La propagande version 2.0 : même combat, nouvelle cible
Soyons clairs : personne ne conteste que le rôle d’une chaîne nationale inclut de relayer les actions gouvernementales. Mais quand ce rôle devient tout, quand il supplante l’investigation, l’équilibre des opinions et la diversité des sujets, une télévision publique perd son essence (les privées aussi hein, vous perdez de la crédibilité). Gabon Télévision semble coincée dans un mode de fonctionnement où les reportages se résument à glorifier les nouvelles initiatives, à couvrir les cérémonies officielles et à relayer les discours des leaders politiques, sans jamais interroger ni analyser. Et c’est bien dommage parce que des journalistes brillants ce n’est pas ce qui manque oh.
Les phrases toutes faites et les hommages dithyrambiques (l’enfant a fait l’école. Ça veut dire « excessivement élogieux ») s’accumulent, mais qu’en est-il de l’autre versant ? Celui des citoyens ordinaires, confrontés aux défis quotidiens de la vie au Gabon : le chômage des jeunes, les infrastructures défaillantes dans certaines régions, ou encore l’accès difficile aux soins et à l’éducation ? Ces réalités, bien que criantes, peinent à trouver leur place sur les écrans de Gabon Télévision. Ces problèmes se retrouvent maintenant sur les médias privés qui finissent souvent par être taxés de « médias d’opposition ». Kieeeeeeh.
Les Gabonais paient, mais pour quoi exactement ?

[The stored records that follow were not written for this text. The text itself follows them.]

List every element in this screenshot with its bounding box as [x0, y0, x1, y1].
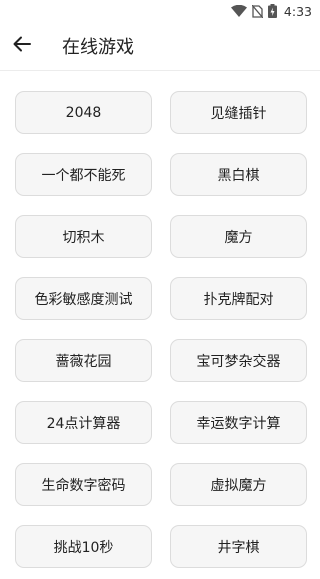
game-button-life-number[interactable]: 生命数字密码 [15, 463, 152, 506]
game-button-2048[interactable]: 2048 [15, 91, 152, 134]
status-time: 4:33 [283, 3, 312, 19]
game-button-lucky-number[interactable]: 幸运数字计算 [170, 401, 307, 444]
wifi-icon [230, 5, 247, 17]
back-button[interactable] [7, 31, 37, 61]
game-button-24-points[interactable]: 24点计算器 [15, 401, 152, 444]
game-grid: 2048 见缝插针 一个都不能死 黑白棋 切积木 魔方 色彩敏感度测试 扑克牌配… [15, 91, 307, 568]
game-button-card-match[interactable]: 扑克牌配对 [170, 277, 307, 320]
arrow-left-icon [13, 36, 31, 56]
game-button-tic-tac-toe[interactable]: 井字棋 [170, 525, 307, 568]
battery-charging-icon [267, 4, 277, 18]
game-button-rubiks-cube[interactable]: 魔方 [170, 215, 307, 258]
page-title: 在线游戏 [62, 37, 134, 58]
game-button-reversi[interactable]: 黑白棋 [170, 153, 307, 196]
game-button-virtual-cube[interactable]: 虚拟魔方 [170, 463, 307, 506]
game-button-jianfengchazhen[interactable]: 见缝插针 [170, 91, 307, 134]
game-button-slice-blocks[interactable]: 切积木 [15, 215, 152, 258]
status-bar: 4:33 [0, 0, 320, 22]
game-button-pokemon-fusion[interactable]: 宝可梦杂交器 [170, 339, 307, 382]
game-button-yigedoubunengsi[interactable]: 一个都不能死 [15, 153, 152, 196]
game-button-color-sensitivity[interactable]: 色彩敏感度测试 [15, 277, 152, 320]
game-button-10-seconds[interactable]: 挑战10秒 [15, 525, 152, 568]
app-bar: 在线游戏 [0, 22, 320, 71]
game-button-rose-garden[interactable]: 蔷薇花园 [15, 339, 152, 382]
no-sim-icon [251, 4, 263, 18]
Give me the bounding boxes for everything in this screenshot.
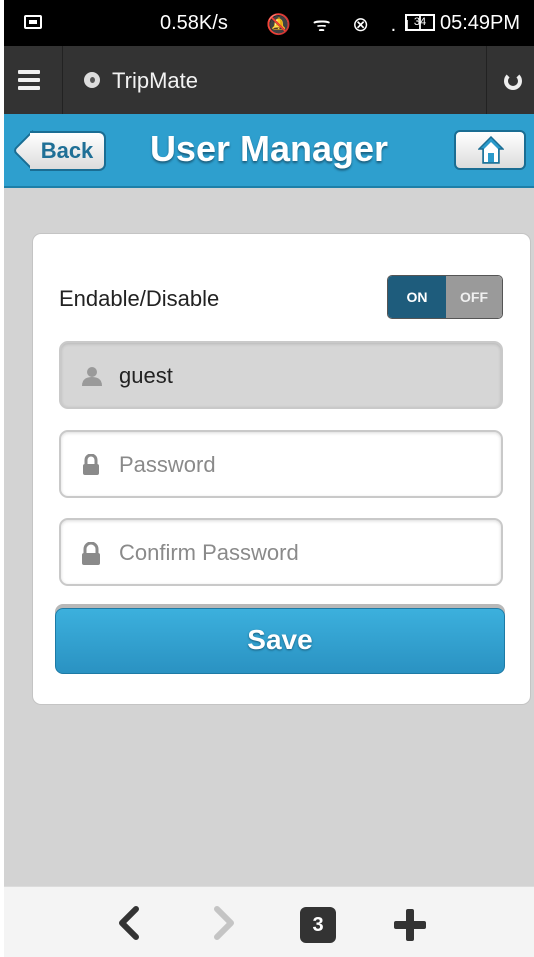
status-time: 05:49PM — [440, 12, 521, 34]
tabs-count-button[interactable]: 3 — [300, 907, 336, 943]
chevron-right-icon — [214, 906, 234, 940]
save-button[interactable]: Save — [55, 608, 505, 674]
chevron-left-icon[interactable] — [114, 905, 144, 941]
menu-icon[interactable] — [18, 70, 42, 90]
toggle-off-label: OFF — [446, 276, 502, 318]
user-icon — [82, 367, 102, 386]
browser-toolbar: TripMate — [4, 46, 534, 114]
toggle-on-label: ON — [388, 276, 446, 318]
reload-icon[interactable] — [504, 72, 522, 90]
lock-icon — [83, 454, 99, 475]
confirm-password-field[interactable] — [59, 518, 503, 586]
enable-toggle[interactable]: ON OFF — [387, 275, 503, 319]
username-field — [59, 341, 503, 409]
username-input — [117, 357, 491, 395]
status-bar: 0.58K/s 🔕 ᯤ ⊗ .ıl 34 05:49PM — [4, 0, 534, 46]
site-favicon-icon — [84, 72, 100, 88]
home-icon — [478, 136, 504, 164]
password-input[interactable] — [117, 446, 491, 484]
browser-bottom-nav: 3 — [4, 886, 534, 957]
toolbar-divider — [62, 46, 63, 114]
phone-screen: 0.58K/s 🔕 ᯤ ⊗ .ıl 34 05:49PM TripMate Ba… — [4, 0, 534, 957]
home-button[interactable] — [454, 130, 526, 170]
toolbar-divider — [486, 46, 487, 114]
battery-icon: 34 — [405, 14, 435, 31]
user-form-card: Endable/Disable ON OFF guest Save — [32, 233, 531, 705]
site-title[interactable]: TripMate — [112, 68, 198, 94]
plus-icon[interactable] — [392, 907, 428, 943]
lock-icon — [82, 542, 100, 565]
enable-disable-label: Endable/Disable — [59, 286, 220, 311]
app-header: Back User Manager — [4, 114, 534, 188]
screenshot-icon — [24, 15, 42, 29]
confirm-password-input[interactable] — [117, 534, 491, 572]
network-speed: 0.58K/s — [160, 12, 228, 34]
password-field[interactable] — [59, 430, 503, 498]
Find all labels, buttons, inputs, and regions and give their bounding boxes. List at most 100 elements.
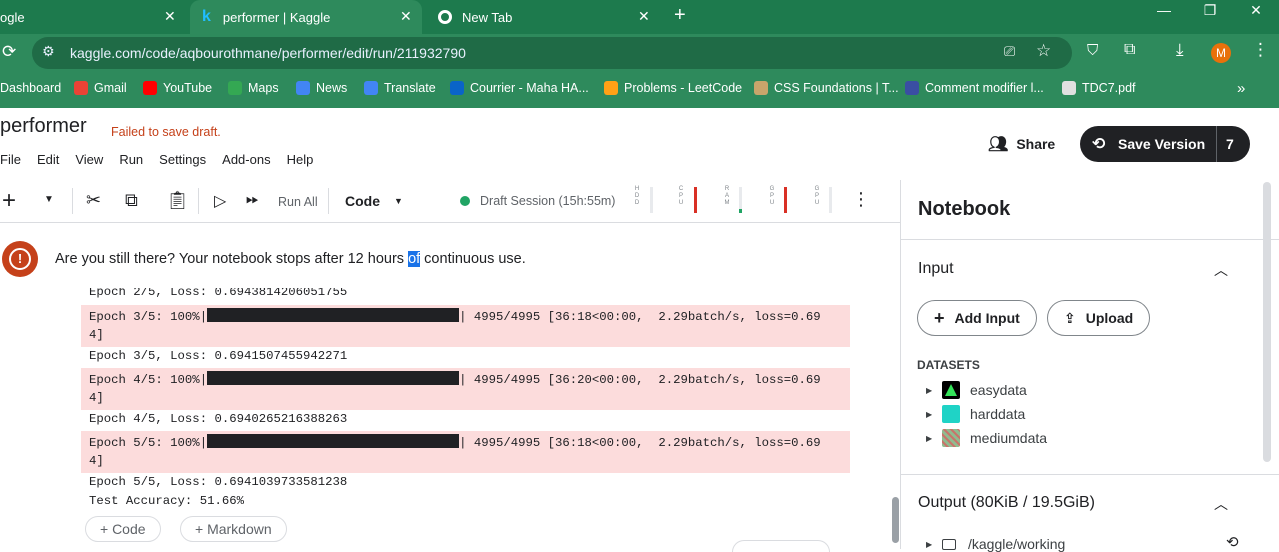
- url-text[interactable]: kaggle.com/code/aqbourothmane/performer/…: [70, 45, 466, 61]
- plus-icon: +: [934, 307, 945, 328]
- divider: [0, 222, 900, 223]
- loss-line: Epoch 3/5, Loss: 0.6941507455942271: [89, 349, 348, 363]
- chevron-down-icon[interactable]: ▼: [44, 194, 54, 205]
- bookmark-gmail[interactable]: Gmail: [74, 81, 127, 95]
- menu-edit[interactable]: Edit: [37, 152, 59, 167]
- install-app-icon[interactable]: ⎚: [1004, 43, 1015, 60]
- chevron-up-icon[interactable]: ︿: [1214, 494, 1228, 514]
- alert-text: Are you still there? Your notebook stops…: [55, 251, 526, 267]
- session-status[interactable]: Draft Session (15h:55m): [460, 194, 615, 208]
- extension-shield-icon[interactable]: ⛉: [1087, 42, 1098, 59]
- meter-fill: [739, 209, 742, 213]
- bookmark-maps[interactable]: Maps: [228, 81, 279, 95]
- gpu-meter-label: GPU: [769, 186, 775, 206]
- tab-kaggle[interactable]: k performer | Kaggle ✕: [190, 0, 422, 34]
- bookmark-star-icon[interactable]: ☆: [1036, 41, 1051, 61]
- youtube-icon: [143, 81, 157, 95]
- cpu-meter-label: CPU: [678, 186, 684, 206]
- cut-icon[interactable]: ✂: [86, 190, 101, 211]
- cell-type-select[interactable]: Code: [345, 193, 380, 209]
- add-input-button[interactable]: + Add Input: [917, 300, 1037, 336]
- site-settings-icon[interactable]: ⚙: [42, 43, 55, 60]
- dataset-name: harddata: [970, 406, 1026, 422]
- bookmark-leetcode[interactable]: Problems - LeetCode: [604, 81, 742, 95]
- download-icon[interactable]: ⤓: [1176, 40, 1184, 60]
- notebook-scrollbar[interactable]: [892, 497, 899, 543]
- bookmark-courrier[interactable]: Courrier - Maha HA...: [450, 81, 589, 95]
- caret-right-icon[interactable]: ▶: [926, 540, 942, 549]
- datasets-heading: DATASETS: [917, 358, 980, 372]
- menu-help[interactable]: Help: [287, 152, 314, 167]
- bookmark-label: TDC7.pdf: [1082, 81, 1136, 95]
- close-tab-icon[interactable]: ✕: [638, 8, 650, 25]
- bookmark-news[interactable]: News: [296, 81, 347, 95]
- profile-avatar[interactable]: M: [1211, 43, 1231, 63]
- copy-icon[interactable]: ⧉: [125, 190, 138, 211]
- caret-right-icon[interactable]: ▶: [926, 386, 942, 395]
- panel-title: Notebook: [918, 198, 1011, 220]
- chevron-down-icon[interactable]: ▼: [394, 196, 403, 206]
- paste-icon[interactable]: 📋︎: [166, 190, 189, 211]
- bookmark-comment-modifier[interactable]: Comment modifier l...: [905, 81, 1044, 95]
- maximize-icon[interactable]: ❐: [1187, 0, 1233, 34]
- dataset-item[interactable]: ▶ harddata: [926, 405, 1025, 423]
- version-count[interactable]: 7: [1226, 136, 1234, 152]
- tab-google[interactable]: ogle ✕: [0, 0, 188, 34]
- add-code-cell-button[interactable]: + Code: [85, 516, 161, 542]
- add-cell-icon[interactable]: +: [2, 187, 16, 215]
- bookmark-dashboard[interactable]: Dashboard: [0, 81, 61, 95]
- menu-file[interactable]: File: [0, 152, 21, 167]
- upload-icon: ⇪: [1064, 309, 1076, 326]
- run-all-button[interactable]: Run All: [278, 195, 318, 209]
- more-bookmarks-icon[interactable]: »: [1237, 80, 1245, 97]
- close-tab-icon[interactable]: ✕: [164, 8, 176, 25]
- divider: [1216, 126, 1217, 162]
- caret-right-icon[interactable]: ▶: [926, 434, 942, 443]
- menu-view[interactable]: View: [75, 152, 103, 167]
- minimize-icon[interactable]: —: [1141, 0, 1187, 34]
- maps-icon: [228, 81, 242, 95]
- browser-menu-icon[interactable]: ⋮: [1252, 40, 1269, 60]
- save-version-button[interactable]: ⟲ Save Version 7: [1080, 126, 1250, 162]
- refresh-icon[interactable]: ⟲: [1226, 533, 1239, 551]
- folder-icon: [942, 538, 956, 550]
- cell-actions[interactable]: [732, 540, 830, 552]
- add-markdown-cell-button[interactable]: + Markdown: [180, 516, 287, 542]
- run-all-icon[interactable]: ⏩︎: [246, 191, 259, 209]
- extensions-puzzle-icon[interactable]: ⧉: [1124, 41, 1135, 59]
- add-input-label: Add Input: [954, 310, 1020, 326]
- progress-line: Epoch 4/5: 100%| | 4995/4995 [36:20<00:00…: [81, 371, 850, 389]
- bookmark-css-foundations[interactable]: CSS Foundations | T...: [754, 81, 899, 95]
- share-button[interactable]: 👥︎ Share: [988, 132, 1055, 156]
- menu-settings[interactable]: Settings: [159, 152, 206, 167]
- output-folder-item[interactable]: ▶ /kaggle/working: [926, 536, 1065, 552]
- menu-add-ons[interactable]: Add-ons: [222, 152, 270, 167]
- output-section-label[interactable]: Output (80KiB / 19.5GiB): [918, 494, 1095, 512]
- reload-icon[interactable]: ⟳: [2, 42, 16, 62]
- close-window-icon[interactable]: ✕: [1233, 0, 1279, 34]
- omnibox[interactable]: ⚙ kaggle.com/code/aqbourothmane/performe…: [32, 37, 1072, 69]
- close-tab-icon[interactable]: ✕: [400, 8, 412, 25]
- panel-scrollbar[interactable]: [1263, 182, 1271, 462]
- hdd-meter-label: HDD: [634, 186, 640, 206]
- menu-run[interactable]: Run: [119, 152, 143, 167]
- progress-prefix: Epoch 3/5: 100%|: [89, 310, 208, 324]
- bookmark-youtube[interactable]: YouTube: [143, 81, 212, 95]
- caret-right-icon[interactable]: ▶: [926, 410, 942, 419]
- input-section-label[interactable]: Input: [918, 260, 954, 278]
- dataset-item[interactable]: ▶ easydata: [926, 381, 1027, 399]
- upload-button[interactable]: ⇪ Upload: [1047, 300, 1151, 336]
- progress-suffix: | 4995/4995 [36:18<00:00, 2.29batch/s, l…: [459, 310, 821, 324]
- run-cell-icon[interactable]: ▷: [214, 191, 226, 211]
- new-tab-plus-icon[interactable]: +: [674, 4, 686, 27]
- notebook-title[interactable]: performer: [0, 115, 87, 138]
- more-options-icon[interactable]: ⋮: [852, 189, 870, 210]
- chevron-up-icon[interactable]: ︿: [1214, 260, 1228, 280]
- progress-prefix: Epoch 4/5: 100%|: [89, 373, 208, 387]
- bookmark-tdc7[interactable]: TDC7.pdf: [1062, 81, 1136, 95]
- editor-menu-bar: File Edit View Run Settings Add-ons Help: [0, 152, 329, 167]
- bookmark-translate[interactable]: Translate: [364, 81, 436, 95]
- tab-new-tab[interactable]: New Tab ✕: [428, 0, 660, 34]
- upload-label: Upload: [1085, 310, 1134, 326]
- dataset-item[interactable]: ▶ mediumdata: [926, 429, 1047, 447]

C’est là que le bât blesse. Chaque mois, les Gabonais contribuent à cette télévision par la redevance audiovisuelle. Un acte qui, en théorie, garantit l’existence d’un service public à leur service. Mais que reçoit-on en retour ? Des flashs d’informations qui répètent à l’infini des communiqués officiels, des émissions souvent dépourvues de profondeur, et un refus manifeste d’aborder les sujets qui dérangent.
On aurait pu comprendre cette approche sous un régime monolithique où la critique était vue comme une menace. Mais aujourd’hui, où sont les signes de ce changement tant annoncé ? Pourquoi la pauvreté persistante, la hausse du coût de la vie ou les conditions de travail précaires des enseignants ne font-ils pas l’objet de débats ouverts sur les plateaux de Gabon Télévision ? Pourquoi cette peur palpable d’aller au-delà des apparences ?
À l’heure où les réseaux sociaux prennent le relais de l’information et deviennent le lieu d’expression des frustrations populaires, Gabon Télévision continue de s’enliser dans un modèle dépassé. Une chaîne qui devrait être un miroir de la société dans toute sa diversité semble aujourd’hui n’en refléter qu’un fragment soigneusement sélectionné.
Cela ne veut pas dire qu’il n’y a rien à sauver. Les reportages qui mettent en lumière les rénovations d’infrastructures ou les actions sociales méritent leur place. Mais une télévision nationale ne peut se contenter de célébrer : elle doit aussi questionner, dénoncer, et surtout, donner la parole à ceux qu’on n’entend pas.
Tout n’est pas perdu. Gabon Télévision peut encore devenir la plateforme citoyenne que le pays mérite. Cela nécessite du courage éditorial, des journalistes indépendants et une ligne directrice qui comprend que l’information, pour être pertinente, doit être équilibrée.
En attendant, les Gabonais continuent de payer leur redevance. Ils espèrent qu’un jour, cette contribution financera une télévision qui leur parle et non une télévision qui leur impose une seule vérité. En 2024, l’excuse du « ce n’est pas le moment » n’a plus lieu d’être. Le moment, c’est maintenant.
Et si Gabon Télévision refuse de changer, peut-être faudra-t-il se demander si elle mérite encore d’être la première chaîne du pays. Après tout, dans une époque où les écrans pullulent, ce sont les contenus qui doivent faire la différence.